There is a lot that is still not known about e-cigarettes, including whether they pose health risks and whether they are an effective smoking-cessation tool. But public health officials are clearly wary of the devices, and concerned about their popularity.
Minnesota Department of Health Commissioner Ed Ehlinger said e-cigarettes normalize the act of smoking because they look very similar to cigarettes. He worries that children are getting a message that e-cigarettes are cool and safe.
"They're taking off like crazy," Ehlinger said of e-cigarettes. "This is a marked increase in a very short period of time. We don't have enough good information to say this is a benign thing or that it's really harmful."
E-cigarettes are battery-powered devices that deliver doses of nicotine through an aerosol vapor. They are not currently regulated by the U.S. Food and Drug Administration, so the agency doesn't have good information about the amounts of nicotine and other components that the devices contain.
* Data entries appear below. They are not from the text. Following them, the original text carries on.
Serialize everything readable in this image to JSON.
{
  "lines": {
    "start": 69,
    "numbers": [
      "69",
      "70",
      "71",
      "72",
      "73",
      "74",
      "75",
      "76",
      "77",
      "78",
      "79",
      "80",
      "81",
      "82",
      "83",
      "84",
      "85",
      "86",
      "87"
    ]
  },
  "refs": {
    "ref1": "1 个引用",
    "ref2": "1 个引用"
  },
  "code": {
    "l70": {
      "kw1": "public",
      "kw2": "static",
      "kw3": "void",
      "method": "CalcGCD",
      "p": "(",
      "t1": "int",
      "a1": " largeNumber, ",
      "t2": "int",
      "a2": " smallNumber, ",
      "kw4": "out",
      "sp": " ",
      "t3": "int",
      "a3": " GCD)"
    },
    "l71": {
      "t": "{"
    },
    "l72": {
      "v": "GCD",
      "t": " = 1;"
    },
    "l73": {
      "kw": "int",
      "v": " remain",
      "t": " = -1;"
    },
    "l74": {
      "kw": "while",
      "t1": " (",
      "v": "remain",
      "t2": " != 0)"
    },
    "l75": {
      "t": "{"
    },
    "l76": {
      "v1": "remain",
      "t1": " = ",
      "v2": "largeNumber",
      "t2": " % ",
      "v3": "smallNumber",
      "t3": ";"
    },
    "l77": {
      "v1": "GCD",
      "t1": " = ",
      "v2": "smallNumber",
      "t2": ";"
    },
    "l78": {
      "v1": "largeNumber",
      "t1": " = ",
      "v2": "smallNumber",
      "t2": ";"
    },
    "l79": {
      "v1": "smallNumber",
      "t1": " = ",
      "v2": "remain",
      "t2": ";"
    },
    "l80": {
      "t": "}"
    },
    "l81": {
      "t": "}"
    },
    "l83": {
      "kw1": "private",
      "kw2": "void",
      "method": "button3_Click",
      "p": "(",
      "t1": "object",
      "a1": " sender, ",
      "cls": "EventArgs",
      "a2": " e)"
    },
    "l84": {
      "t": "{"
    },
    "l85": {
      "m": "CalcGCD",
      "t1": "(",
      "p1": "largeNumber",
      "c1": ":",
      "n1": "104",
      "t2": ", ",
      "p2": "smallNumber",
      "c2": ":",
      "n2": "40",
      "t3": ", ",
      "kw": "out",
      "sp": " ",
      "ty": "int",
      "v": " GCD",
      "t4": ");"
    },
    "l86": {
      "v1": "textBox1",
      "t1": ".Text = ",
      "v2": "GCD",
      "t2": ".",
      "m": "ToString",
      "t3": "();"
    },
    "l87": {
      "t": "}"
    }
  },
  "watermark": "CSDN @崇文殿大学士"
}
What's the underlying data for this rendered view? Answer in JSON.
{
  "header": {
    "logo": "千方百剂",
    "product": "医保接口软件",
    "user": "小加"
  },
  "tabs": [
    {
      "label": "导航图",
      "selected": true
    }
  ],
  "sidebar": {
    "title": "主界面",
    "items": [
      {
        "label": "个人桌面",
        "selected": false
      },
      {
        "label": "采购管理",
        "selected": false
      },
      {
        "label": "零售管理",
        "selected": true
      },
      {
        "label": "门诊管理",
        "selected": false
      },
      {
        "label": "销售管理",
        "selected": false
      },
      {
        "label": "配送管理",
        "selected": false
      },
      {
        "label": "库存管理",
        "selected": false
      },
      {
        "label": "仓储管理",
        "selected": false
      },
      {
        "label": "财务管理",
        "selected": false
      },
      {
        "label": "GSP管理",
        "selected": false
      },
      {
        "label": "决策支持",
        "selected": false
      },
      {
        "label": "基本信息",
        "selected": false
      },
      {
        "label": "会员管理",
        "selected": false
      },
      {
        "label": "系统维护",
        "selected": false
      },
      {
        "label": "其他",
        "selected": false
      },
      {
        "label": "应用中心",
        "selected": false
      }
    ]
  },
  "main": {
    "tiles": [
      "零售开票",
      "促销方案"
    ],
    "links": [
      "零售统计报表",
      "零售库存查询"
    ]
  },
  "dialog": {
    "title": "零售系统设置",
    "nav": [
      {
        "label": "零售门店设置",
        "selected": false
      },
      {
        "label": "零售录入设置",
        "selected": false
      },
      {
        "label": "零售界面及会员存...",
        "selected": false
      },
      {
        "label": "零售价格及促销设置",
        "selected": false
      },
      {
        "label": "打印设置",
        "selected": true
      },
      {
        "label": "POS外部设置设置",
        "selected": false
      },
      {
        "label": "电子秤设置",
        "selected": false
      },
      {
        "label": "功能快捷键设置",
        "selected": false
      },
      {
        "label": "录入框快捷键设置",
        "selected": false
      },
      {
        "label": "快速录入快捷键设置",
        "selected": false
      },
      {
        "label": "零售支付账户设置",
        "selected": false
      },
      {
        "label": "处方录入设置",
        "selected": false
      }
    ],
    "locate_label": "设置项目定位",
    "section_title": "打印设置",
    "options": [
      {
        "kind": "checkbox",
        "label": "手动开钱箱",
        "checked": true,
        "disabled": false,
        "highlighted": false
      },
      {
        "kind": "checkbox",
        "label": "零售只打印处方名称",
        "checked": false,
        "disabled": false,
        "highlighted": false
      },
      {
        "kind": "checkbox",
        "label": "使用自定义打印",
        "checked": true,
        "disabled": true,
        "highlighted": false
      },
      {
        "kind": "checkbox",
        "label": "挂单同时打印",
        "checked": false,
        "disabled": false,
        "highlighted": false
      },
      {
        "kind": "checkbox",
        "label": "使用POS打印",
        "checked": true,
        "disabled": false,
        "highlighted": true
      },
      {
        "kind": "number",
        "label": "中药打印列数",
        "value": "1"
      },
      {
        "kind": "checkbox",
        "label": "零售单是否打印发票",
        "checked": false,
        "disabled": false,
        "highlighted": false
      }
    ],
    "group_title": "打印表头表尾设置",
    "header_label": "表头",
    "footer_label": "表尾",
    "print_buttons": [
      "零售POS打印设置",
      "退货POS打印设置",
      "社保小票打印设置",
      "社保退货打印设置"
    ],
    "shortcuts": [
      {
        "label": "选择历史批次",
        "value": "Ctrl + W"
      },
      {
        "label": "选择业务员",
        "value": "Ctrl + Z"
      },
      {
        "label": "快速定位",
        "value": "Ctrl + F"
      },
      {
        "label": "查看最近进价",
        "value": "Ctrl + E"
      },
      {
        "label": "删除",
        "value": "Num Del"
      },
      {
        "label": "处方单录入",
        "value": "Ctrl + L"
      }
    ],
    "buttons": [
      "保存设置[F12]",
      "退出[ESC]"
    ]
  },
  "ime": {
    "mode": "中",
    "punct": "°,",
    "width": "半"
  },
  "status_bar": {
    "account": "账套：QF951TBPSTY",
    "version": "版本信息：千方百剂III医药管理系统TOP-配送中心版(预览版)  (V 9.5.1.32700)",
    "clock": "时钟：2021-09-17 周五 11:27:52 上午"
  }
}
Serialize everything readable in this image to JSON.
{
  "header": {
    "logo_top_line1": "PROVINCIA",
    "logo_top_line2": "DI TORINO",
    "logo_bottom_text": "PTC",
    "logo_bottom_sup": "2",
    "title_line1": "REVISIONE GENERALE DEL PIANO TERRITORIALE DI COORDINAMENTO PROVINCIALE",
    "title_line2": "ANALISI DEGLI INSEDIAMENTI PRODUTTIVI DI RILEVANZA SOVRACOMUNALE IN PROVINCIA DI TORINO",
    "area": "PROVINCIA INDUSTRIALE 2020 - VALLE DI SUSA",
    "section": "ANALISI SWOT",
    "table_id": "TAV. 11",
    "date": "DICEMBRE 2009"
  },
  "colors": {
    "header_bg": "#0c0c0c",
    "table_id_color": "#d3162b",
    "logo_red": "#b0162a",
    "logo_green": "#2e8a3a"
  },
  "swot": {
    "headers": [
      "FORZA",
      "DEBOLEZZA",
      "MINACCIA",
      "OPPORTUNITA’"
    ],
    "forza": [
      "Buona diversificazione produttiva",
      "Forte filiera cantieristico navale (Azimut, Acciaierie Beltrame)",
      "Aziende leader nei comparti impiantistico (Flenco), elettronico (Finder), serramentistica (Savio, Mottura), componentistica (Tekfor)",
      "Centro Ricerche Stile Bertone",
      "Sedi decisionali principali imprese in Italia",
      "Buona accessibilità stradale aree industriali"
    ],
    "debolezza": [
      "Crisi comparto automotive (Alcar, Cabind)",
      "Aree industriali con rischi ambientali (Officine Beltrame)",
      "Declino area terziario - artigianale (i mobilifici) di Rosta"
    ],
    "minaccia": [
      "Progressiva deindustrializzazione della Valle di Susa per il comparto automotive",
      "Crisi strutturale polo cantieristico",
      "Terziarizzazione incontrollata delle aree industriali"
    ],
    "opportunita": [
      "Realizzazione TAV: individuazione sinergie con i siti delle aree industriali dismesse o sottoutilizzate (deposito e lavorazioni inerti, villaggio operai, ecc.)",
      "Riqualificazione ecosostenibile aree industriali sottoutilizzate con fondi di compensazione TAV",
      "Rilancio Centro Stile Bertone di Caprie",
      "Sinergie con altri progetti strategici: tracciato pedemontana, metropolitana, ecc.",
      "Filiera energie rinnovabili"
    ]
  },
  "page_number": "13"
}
Many anti-tobacco groups say that an e-cigarette is a gateway to smoking because nicotine is such a highly addictive substance.
Mike Sheldon, a spokesperson for ClearWay Minnesota, said there's another reason that kids might be drawn to e-cigarettes:
"They do come in very kid-friendly flavors, things like bubble gum and chocolate and grape, which are certainly not marketed to an older audience," Sheldon said.
The new device is popular, said e-cigarette retailer Maria Verven, 58, who owns Vaping Vamps, an online store.
Verven, of Minneapolis, opened her store a year ago after she tried the device and convinced her 21-year-old daughter to use them to quit smoking. Verven now markets her product primarily to women she describes as light, social smokers. She said 20 percent of her sales are to customers who request zero nicotine e-cigarettes.
Verven said the CDC youth tobacco report is flawed because the survey didn't ask kids how they obtained their e-cigarettes, or if they were regular users.
"I think they're making a big leap between kids who may have tried it and kids who are actually using it on a chronic basis and who are actually getting addicted to the nicotine," she said. "I don't see any evidence of that."
But Verven is worried about the scrutiny that the survey is generating and what it might mean for her business.
There is no law in Minnesota that regulates e-cigarette use in the state. But that may be in the works. Ehlinger, the state health commissioner, plans to talk to Gov. Mark Dayton about how the state may want to regulate the devices in the future. Ehlinger wouldn't specify a timeline, but he suggested the issue is urgent.
"I think we need to move on it fairly quickly because as you can see from this data, the uptake of e-cigarettes is increasing dramatically," he said.
The Food and Drug Administration has also announced that it intends to expand its jurisdiction over e-cigarettes. The FDA could announce proposed regulations as early as this fall.